The capital stock at any point of time never is what it would be had the present been correctly foreseen at those moments in the past when the relevant investment decisions were made, when the present was still the future. Hence, the capital stock never has its "equilibrium composition," and the general equilibrium model cannot be applied to problems concerning capital.

In the essay, Mises does not actually point out this implication, though Professor Hayek in chapter II of his Pure Theory of Capital (1941) did. As often happens to pioneers of thought, Mises did not at once grasp all the implications of the facts the general importance of which he had discovered.

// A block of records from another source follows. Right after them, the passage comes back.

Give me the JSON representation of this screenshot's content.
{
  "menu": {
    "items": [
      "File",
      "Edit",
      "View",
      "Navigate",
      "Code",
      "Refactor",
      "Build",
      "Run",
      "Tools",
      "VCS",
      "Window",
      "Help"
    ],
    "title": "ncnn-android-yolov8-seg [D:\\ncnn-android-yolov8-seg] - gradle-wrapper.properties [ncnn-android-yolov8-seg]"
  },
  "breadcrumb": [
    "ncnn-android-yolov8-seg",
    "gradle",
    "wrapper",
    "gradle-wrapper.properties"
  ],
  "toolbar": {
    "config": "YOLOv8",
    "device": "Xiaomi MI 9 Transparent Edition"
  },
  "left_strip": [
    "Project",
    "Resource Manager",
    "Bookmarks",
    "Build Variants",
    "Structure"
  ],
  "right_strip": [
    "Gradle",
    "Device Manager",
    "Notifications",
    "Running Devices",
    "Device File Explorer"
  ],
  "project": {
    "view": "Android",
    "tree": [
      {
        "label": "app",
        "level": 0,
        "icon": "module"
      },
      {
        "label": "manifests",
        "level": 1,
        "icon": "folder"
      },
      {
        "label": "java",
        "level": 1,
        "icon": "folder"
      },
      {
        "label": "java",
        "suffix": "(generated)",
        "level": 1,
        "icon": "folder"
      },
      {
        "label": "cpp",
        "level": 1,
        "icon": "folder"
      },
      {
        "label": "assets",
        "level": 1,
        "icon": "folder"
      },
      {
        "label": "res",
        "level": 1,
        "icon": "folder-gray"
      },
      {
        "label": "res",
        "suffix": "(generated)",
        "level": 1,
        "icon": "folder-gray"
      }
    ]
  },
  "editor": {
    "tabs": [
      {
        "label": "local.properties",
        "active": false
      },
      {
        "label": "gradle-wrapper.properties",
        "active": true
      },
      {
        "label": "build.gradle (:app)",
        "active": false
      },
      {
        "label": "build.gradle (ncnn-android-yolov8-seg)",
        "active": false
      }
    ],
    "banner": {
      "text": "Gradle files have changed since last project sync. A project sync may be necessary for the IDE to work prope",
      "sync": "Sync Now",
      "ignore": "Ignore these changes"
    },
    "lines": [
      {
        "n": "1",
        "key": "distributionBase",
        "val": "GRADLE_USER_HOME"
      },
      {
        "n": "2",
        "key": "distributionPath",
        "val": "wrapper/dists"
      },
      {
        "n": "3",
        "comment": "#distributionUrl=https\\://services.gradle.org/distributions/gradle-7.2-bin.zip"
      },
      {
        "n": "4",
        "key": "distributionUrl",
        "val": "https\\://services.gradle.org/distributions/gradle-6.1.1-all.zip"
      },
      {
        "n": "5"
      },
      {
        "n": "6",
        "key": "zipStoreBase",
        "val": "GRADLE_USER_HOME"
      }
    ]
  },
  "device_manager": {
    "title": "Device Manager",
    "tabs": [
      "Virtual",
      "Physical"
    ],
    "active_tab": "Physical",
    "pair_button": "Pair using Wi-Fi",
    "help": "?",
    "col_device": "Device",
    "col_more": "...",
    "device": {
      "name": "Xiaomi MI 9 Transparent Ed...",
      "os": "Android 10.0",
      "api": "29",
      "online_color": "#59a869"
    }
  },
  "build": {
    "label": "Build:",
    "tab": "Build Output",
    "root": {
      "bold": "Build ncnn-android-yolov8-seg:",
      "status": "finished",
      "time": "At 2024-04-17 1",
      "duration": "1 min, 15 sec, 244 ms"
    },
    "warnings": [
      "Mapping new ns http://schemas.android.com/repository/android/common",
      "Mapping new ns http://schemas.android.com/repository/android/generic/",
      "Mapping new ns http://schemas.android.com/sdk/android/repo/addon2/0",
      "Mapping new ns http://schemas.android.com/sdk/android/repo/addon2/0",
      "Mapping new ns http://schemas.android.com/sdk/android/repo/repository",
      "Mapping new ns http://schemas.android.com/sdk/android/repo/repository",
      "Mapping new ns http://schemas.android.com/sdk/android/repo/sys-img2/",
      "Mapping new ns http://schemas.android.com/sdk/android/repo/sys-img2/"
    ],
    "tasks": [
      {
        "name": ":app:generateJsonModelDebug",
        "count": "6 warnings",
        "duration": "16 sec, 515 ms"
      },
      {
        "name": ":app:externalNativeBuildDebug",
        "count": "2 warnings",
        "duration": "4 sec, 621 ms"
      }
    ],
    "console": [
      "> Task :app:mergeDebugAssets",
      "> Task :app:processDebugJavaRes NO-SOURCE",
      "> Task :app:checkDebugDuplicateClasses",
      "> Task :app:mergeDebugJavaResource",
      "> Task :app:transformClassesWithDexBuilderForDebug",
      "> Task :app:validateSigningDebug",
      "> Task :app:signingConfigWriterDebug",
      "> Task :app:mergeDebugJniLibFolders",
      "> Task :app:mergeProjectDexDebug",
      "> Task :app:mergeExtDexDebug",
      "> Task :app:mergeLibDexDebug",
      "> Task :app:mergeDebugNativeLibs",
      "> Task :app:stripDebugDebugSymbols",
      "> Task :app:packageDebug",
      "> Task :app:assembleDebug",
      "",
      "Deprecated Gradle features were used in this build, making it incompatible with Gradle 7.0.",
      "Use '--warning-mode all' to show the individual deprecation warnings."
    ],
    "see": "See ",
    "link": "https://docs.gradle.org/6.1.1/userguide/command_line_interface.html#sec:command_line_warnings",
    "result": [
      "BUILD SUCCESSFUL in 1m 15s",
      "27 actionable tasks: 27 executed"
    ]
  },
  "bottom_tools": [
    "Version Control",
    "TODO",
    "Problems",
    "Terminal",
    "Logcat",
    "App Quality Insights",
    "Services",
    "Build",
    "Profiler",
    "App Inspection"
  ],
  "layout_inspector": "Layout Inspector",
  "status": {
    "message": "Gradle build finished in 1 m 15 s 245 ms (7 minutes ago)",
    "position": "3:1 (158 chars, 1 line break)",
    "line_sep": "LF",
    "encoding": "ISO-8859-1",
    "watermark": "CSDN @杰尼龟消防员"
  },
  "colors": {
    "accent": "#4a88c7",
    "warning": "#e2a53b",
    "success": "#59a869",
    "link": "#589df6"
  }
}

For most of his life Mises, as we saw, had to swim against the tide. Undaunted, he may well have derived some satisfaction from his lonely struggle. With the rather grotesque exception of the market socialists, who on occasion did pay him their regards, the academic world ignored him. His few friends admired his courage and tenacity, even though in their hearts they may often have wished there were fewer occasions to display these qualities.

Of late, however, the high tide of logical positivism appears to be receding, even in the Anglo-Saxon world. In certain circles, we notice, it has even become fashionable to say that different disciplines may have to use different languages. Perhaps it is not too much to hope that in the climate of opinion now taking shape various nuances of enlightened discourse, hitherto neglected, will find a readier understanding and that the "language" of means and ends will come to be recognized as a legitimate medium in which to express human thought about action.